Considérée comme l’une de premières zones meurtries par l’activisme des rebelles ADF dans le territoire d’Irumu, la chefferie de Banyali Tchabi amorce son retour à la vie normale. Si l’accalmie observée depuis novembre 2025 a favorisé le retour de plus de 80 % des déplacés, cette entité frontalière de l’Ouganda reste prisonnière d’un enclavement sévère qui freine son essor socio-économique.

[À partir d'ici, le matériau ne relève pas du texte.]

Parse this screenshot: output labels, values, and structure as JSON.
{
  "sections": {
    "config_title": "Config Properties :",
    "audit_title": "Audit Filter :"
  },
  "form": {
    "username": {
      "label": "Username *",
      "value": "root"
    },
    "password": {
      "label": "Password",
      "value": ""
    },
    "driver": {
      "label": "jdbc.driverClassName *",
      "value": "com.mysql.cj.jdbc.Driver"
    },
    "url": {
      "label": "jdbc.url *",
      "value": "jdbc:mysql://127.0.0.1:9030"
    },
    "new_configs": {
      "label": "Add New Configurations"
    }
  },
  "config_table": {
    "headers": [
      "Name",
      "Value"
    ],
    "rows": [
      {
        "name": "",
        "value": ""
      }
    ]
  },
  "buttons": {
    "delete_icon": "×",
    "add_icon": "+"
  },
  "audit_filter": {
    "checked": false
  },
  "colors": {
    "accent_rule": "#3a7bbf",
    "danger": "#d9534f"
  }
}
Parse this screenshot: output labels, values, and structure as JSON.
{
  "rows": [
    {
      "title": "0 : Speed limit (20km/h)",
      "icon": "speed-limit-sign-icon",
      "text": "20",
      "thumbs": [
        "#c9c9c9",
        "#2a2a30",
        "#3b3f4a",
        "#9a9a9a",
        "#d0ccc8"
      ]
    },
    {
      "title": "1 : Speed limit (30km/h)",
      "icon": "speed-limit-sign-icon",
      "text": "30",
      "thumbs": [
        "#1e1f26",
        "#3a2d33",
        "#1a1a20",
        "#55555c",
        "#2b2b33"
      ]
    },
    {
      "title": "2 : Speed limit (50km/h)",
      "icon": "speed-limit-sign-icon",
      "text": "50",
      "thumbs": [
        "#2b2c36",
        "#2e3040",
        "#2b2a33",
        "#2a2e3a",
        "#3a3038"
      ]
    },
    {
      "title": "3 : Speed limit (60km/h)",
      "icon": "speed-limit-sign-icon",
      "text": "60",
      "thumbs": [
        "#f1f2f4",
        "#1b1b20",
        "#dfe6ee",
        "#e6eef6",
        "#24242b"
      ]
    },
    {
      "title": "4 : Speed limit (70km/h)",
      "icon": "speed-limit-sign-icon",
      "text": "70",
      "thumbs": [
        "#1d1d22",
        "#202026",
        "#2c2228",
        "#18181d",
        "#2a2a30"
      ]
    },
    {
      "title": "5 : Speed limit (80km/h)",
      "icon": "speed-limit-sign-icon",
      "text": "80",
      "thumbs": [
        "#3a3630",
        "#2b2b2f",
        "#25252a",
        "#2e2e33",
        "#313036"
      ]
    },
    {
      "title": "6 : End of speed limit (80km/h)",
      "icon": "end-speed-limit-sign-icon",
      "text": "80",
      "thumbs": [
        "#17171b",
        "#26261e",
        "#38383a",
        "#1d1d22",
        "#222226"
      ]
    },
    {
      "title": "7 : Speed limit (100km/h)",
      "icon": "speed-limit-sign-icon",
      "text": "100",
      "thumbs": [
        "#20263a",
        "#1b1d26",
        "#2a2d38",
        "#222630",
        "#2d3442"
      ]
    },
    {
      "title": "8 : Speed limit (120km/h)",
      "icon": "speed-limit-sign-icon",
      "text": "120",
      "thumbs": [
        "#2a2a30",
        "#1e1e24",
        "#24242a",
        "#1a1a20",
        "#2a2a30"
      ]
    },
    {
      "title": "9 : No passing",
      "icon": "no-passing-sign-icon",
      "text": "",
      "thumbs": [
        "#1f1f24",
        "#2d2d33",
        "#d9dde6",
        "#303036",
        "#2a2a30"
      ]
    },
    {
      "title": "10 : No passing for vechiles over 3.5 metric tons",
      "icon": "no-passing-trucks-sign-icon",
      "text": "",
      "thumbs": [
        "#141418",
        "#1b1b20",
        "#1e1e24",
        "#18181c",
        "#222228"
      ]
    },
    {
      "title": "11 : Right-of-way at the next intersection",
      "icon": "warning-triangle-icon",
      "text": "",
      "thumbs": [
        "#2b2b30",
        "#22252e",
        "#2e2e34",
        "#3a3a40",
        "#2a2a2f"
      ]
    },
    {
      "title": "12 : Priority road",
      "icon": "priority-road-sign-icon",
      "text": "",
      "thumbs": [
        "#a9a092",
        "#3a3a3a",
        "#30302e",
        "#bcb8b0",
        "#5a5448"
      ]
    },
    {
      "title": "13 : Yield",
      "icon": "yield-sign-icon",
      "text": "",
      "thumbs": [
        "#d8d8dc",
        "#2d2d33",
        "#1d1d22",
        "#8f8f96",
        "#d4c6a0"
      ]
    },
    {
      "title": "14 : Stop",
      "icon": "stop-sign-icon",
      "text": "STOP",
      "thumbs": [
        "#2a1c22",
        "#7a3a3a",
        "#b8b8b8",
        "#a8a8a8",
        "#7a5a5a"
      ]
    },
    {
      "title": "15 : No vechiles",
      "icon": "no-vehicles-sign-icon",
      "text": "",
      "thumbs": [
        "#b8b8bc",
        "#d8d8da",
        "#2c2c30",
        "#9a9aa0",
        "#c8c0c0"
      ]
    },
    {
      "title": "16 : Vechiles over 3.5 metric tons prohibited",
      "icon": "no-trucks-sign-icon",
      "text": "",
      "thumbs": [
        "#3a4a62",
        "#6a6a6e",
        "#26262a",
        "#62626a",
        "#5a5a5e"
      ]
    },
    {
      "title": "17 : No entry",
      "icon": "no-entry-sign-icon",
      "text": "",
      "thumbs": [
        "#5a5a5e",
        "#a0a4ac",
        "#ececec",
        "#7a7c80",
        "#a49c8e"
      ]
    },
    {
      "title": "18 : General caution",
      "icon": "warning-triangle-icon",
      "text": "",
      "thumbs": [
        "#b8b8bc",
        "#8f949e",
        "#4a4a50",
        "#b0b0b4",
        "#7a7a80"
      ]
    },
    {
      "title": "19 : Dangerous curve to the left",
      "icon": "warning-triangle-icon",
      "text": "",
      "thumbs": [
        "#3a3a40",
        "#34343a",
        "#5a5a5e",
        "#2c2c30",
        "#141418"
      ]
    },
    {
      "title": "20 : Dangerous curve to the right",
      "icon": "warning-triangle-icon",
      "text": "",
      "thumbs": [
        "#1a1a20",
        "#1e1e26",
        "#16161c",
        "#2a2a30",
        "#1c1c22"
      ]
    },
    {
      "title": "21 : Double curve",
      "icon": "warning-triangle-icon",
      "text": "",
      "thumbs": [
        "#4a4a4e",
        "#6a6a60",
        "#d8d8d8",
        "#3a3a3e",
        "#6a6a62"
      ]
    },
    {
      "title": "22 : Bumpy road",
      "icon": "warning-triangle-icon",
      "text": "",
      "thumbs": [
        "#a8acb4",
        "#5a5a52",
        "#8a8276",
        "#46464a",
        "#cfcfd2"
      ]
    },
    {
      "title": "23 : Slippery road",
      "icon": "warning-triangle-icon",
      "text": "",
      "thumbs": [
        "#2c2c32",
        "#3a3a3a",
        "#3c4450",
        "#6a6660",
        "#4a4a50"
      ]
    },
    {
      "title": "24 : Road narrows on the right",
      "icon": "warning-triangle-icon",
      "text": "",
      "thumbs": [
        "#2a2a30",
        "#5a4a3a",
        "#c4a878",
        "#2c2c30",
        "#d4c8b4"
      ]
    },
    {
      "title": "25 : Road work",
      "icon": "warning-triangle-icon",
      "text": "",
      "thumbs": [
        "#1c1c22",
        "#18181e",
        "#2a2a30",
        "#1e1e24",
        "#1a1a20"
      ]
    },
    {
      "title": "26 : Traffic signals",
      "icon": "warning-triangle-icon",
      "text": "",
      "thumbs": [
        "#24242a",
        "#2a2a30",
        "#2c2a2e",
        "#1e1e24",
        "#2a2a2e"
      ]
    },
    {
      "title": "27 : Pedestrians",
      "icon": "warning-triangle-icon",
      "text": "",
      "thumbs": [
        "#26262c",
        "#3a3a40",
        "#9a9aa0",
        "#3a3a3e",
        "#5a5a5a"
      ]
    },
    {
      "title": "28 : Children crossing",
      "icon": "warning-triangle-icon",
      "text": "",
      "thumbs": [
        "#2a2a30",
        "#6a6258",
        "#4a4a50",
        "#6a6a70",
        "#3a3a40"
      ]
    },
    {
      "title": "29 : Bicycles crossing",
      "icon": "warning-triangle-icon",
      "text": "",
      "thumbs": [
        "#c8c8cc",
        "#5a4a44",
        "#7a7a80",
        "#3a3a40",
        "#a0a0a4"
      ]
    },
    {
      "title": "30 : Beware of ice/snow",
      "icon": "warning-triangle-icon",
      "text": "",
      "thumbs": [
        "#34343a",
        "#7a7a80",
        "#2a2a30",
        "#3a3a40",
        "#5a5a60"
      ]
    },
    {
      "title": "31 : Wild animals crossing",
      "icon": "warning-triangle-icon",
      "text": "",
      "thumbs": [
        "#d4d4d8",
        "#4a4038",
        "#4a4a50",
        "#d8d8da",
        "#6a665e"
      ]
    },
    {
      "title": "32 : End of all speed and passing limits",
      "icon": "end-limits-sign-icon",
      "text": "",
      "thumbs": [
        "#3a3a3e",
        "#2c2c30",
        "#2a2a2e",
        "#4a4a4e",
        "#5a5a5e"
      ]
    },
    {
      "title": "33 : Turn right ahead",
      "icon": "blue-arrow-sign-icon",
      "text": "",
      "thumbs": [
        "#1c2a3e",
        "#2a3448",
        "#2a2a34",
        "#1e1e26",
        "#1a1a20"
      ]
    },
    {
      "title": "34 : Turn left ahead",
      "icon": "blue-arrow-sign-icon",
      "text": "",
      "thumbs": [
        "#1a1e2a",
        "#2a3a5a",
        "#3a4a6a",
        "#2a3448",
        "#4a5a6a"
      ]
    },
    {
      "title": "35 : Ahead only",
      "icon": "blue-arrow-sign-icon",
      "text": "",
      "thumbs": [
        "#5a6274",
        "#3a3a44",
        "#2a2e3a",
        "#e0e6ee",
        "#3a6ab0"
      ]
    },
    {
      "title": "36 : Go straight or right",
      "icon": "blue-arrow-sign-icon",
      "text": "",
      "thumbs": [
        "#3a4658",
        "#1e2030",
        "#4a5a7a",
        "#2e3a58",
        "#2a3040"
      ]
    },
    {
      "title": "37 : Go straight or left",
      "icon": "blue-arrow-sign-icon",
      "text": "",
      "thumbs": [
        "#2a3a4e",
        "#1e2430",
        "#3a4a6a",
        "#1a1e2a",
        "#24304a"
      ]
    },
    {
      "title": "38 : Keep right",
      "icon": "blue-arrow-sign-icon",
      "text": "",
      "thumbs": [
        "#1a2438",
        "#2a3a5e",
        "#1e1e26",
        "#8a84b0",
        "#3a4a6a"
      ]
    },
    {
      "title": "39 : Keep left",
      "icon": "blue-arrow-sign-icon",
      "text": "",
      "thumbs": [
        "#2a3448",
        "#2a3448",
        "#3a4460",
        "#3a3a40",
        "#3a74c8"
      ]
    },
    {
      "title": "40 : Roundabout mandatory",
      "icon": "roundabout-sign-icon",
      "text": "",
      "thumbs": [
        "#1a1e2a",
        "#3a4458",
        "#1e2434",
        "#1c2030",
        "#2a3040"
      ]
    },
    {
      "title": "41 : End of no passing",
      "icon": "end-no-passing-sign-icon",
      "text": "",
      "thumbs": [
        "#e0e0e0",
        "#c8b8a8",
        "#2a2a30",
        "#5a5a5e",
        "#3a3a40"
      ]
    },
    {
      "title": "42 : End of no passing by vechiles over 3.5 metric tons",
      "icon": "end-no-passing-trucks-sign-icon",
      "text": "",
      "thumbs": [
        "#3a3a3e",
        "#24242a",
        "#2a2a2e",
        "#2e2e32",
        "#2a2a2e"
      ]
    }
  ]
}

Située au sud du territoire d’Irumu et séparée de l’Ouganda par la rivière Semuliki, la chefferie de Banyali Tchabi tente de tourner une page sombre de son histoire. Depuis 2020, cette entité voisine du parc national des Virunga a subi de plein fouet les incursions des rebelles ADF. Le bilan est lourd : vies fauchées, villages désertés, écoles, églises et centres de santé réduits en cendres.
Un retour massif des habitants
Aujourd’hui, le visage de Banyali Tchabi change. Grâce à une accalmie, qui se consolide depuis plusieurs mois, la vie reprend ses droits dans les groupements de Baley, Boyo et Tondoli. Selon les observateurs locaux, plus de 80 % des populations déplacées ont regagné leurs foyers au sein des 26 villages que compte la chefferie.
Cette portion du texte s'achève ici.